My body is not a big fan of pregnancy. Some women glow when they are pregnant, but not me. I vomit. Incessantly. It’s awful. “Morning” sickness is a serious misnomer.
During the first four months of my triplet pregnancy, I was losing weight, and my doctor was justifiably concerned. She encouraged me to eat more, and I tried to explain that the nausea was so bad that just smelling food was enough to make me sick. My poor husband had to go next door to heat up his dinner every night, because I couldn’t tolerate the smell of anything in the oven or the microwave.
My doctor became exasperated with me. She couldn’t understand how I was unable to eat. She said to me “come on, just eat a peanut butter sandwich, that won’t make you sick, it doesn’t even smell”. I looked at her and asked “you’ve never been pregnant before, have you”? She looked at me quizzically and answered that no, she hasn’t. She asked how I knew that, and I answered that while she understands the medical aspects of morning sickness, she doesn’t understand how it feels, because she never experienced it herself.
I hadn’t thought of that story in years, but it suddenly came back to me recently as I was meeting with another mother of a daughter with an eating disorder. As I was listening to her tell me about how her daughter was deteriorating and about how scared she was, about how she was marginalized as a parent, and about how her daughter was facing a possible hospitalization, I realized that I knew exactly how she felt, because I was in her shoes once upon a time.
A lot of people use the phrase “I feel your pain”, but they don’t really. They can’t possibly. However, sitting across from that woman, hearing her talk about what her family was going through, I literally felt her pain, because it took me back to a time when I was the one with the child who was deteriorating, the one who didn’t know what to do. It was incredibly hard for me to feel her pain, because what is now her pain was once mine. Even if old wounds heal somewhat, they are still sensitive. However, as she gave me a grateful hug as we parted ways, I realized that what hurts me is helping someone else.
When my daughter was initially diagnosed with anorexia, we received no significant professional support. We were more or less left floundering on our own, and we were more scared than we had ever been about anything in our lives. The only thing that kept me sane and functioning was an online parent support forum by the name of “around the dinner table”.

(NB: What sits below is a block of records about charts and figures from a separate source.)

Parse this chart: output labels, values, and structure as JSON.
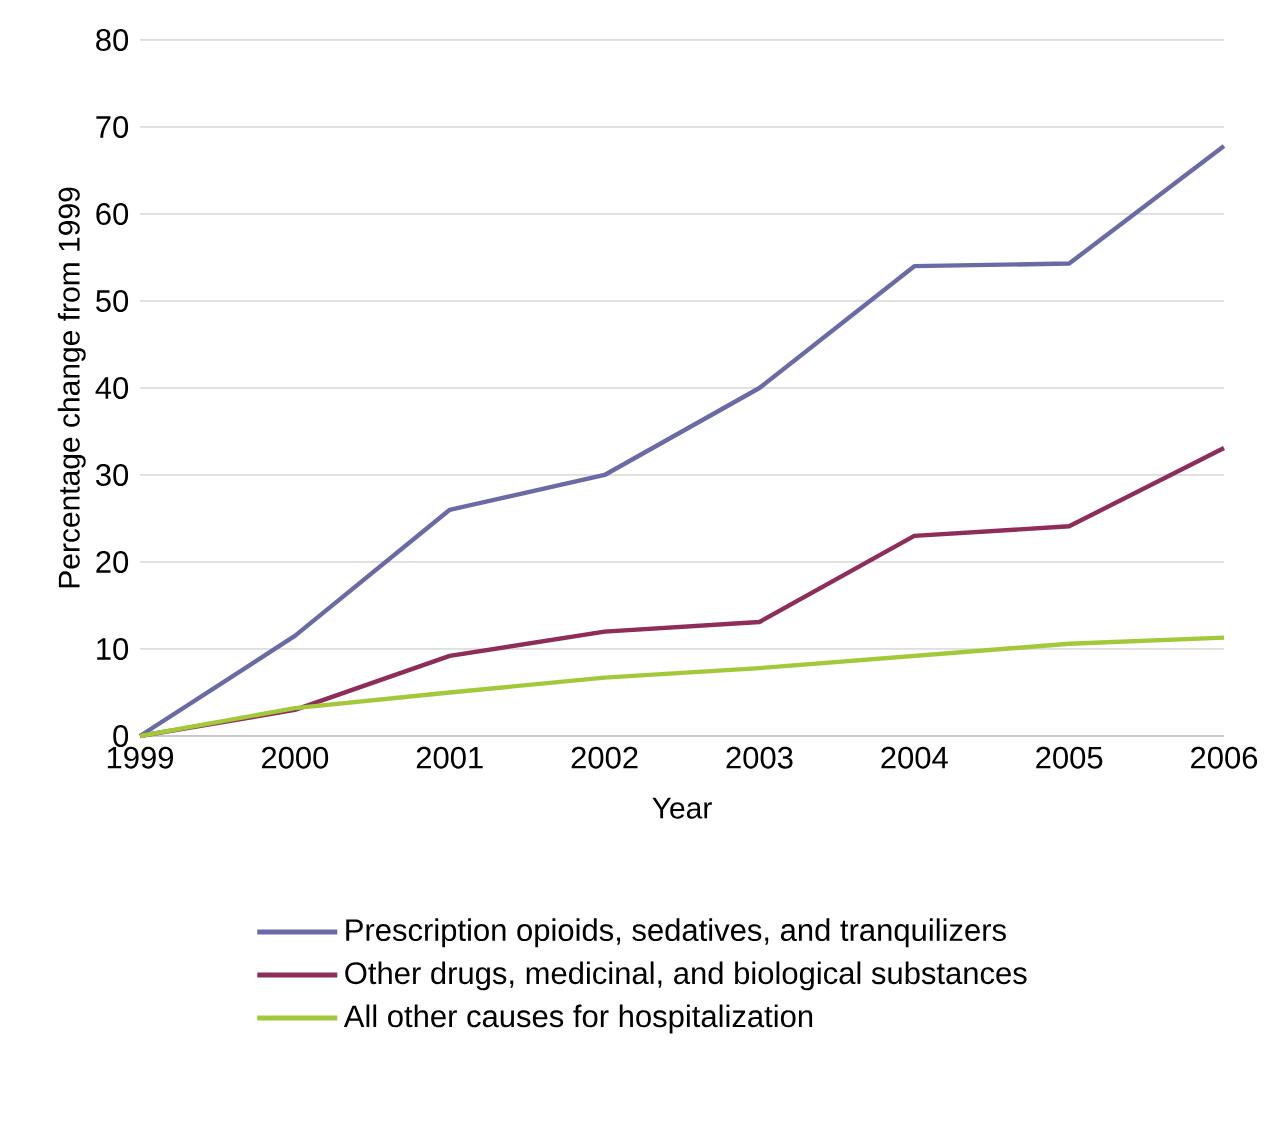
{
  "chart_data": {
    "type": "line",
    "xlabel": "Year",
    "ylabel": "Percentage change from 1999",
    "x": [
      1999,
      2000,
      2001,
      2002,
      2003,
      2004,
      2005,
      2006
    ],
    "series": [
      {
        "name": "Prescription opioids, sedatives, and tranquilizers",
        "color": "#6a6aa6",
        "values": [
          0,
          11.5,
          26,
          30,
          40,
          54,
          54.3,
          67.8
        ]
      },
      {
        "name": "Other drugs, medicinal, and biological substances",
        "color": "#8e2c5a",
        "values": [
          0,
          3,
          9.2,
          12,
          13.1,
          23,
          24.1,
          33.1
        ]
      },
      {
        "name": "All other causes for hospitalization",
        "color": "#a3c93a",
        "values": [
          0,
          3.2,
          5,
          6.7,
          7.8,
          9.2,
          10.6,
          11.3
        ]
      }
    ],
    "xlim": [
      1999,
      2006
    ],
    "xticks": [
      1999,
      2000,
      2001,
      2002,
      2003,
      2004,
      2005,
      2006
    ],
    "ylim": [
      0,
      80
    ],
    "yticks": [
      0,
      10,
      20,
      30,
      40,
      50,
      60,
      70,
      80
    ],
    "grid": "y",
    "legend": "bottom",
    "marker": "none",
    "line_style": "solid"
  }
}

Until my daughter developed anorexia, I never felt the need to be supported. I dealt with a lot during my teens and twenties; my father died when I was thirteen, my mother was diagnosed with ALS when I was twenty-four and died three agonizing years later. Throughout all of that, I managed to get through the hardships with the resolve to just suck it up. I didn’t feel like I needed help or validation from anyone or anywhere, and I sure as hell didn’t want anyone’s sympathy or pity.
It was through my daughter’s illness that I learned the importance of connecting with others, both as the one who receives support and as the one who gives it. The type of advice that I received from other parents through the online forum was practical, intelligent, intuitive, compassionate, wise, resourceful, and supremely helpful. It was advice from others who had “been there, done that”, advice that only someone who had been in the trenches battling their child’s illness day in and day out could possibly extend. For as much as even the best of professionals know about any specific illness or disorder that they treat, there is so much that they can’t possibly know, because you can’t learn it from any academic, clinical, or research source–it is experiential knowledge. Just like someone who has never been pregnant cannot conceptualize what morning sickness or a baby’s kick from within the uterus feels like, someone who has never parented a child with anorexia cannot possibly know what that feels like–the angst, the terror, the disquiet, the weight of the responsibility, the inability to breathe sometimes—you can’t feel that pain unless you have experienced it. It’s that experience that gives you the ability to help others in the same situation, and that’s why peer support is such a valuable asset.
I think it’s like this with so many different things in life, and that is why it’s so important to reach out and offer the wisdom and the strength of your experience to those who need it. It helps to know that if others have gotten through a similar experience intact, then you can do it as well. It helps to know, especially when you are in the eye of the storm, that the clouds will eventually clear and that life will get better. It helps to know that you are not alone. It helps to know that someone out there understands exactly what you are going through, even if their only words of wisdom are “it sucks”. Sometimes, that’s as wise as I get when I offer my support to other parents. But when I say “I feel your pain”, I truly mean it.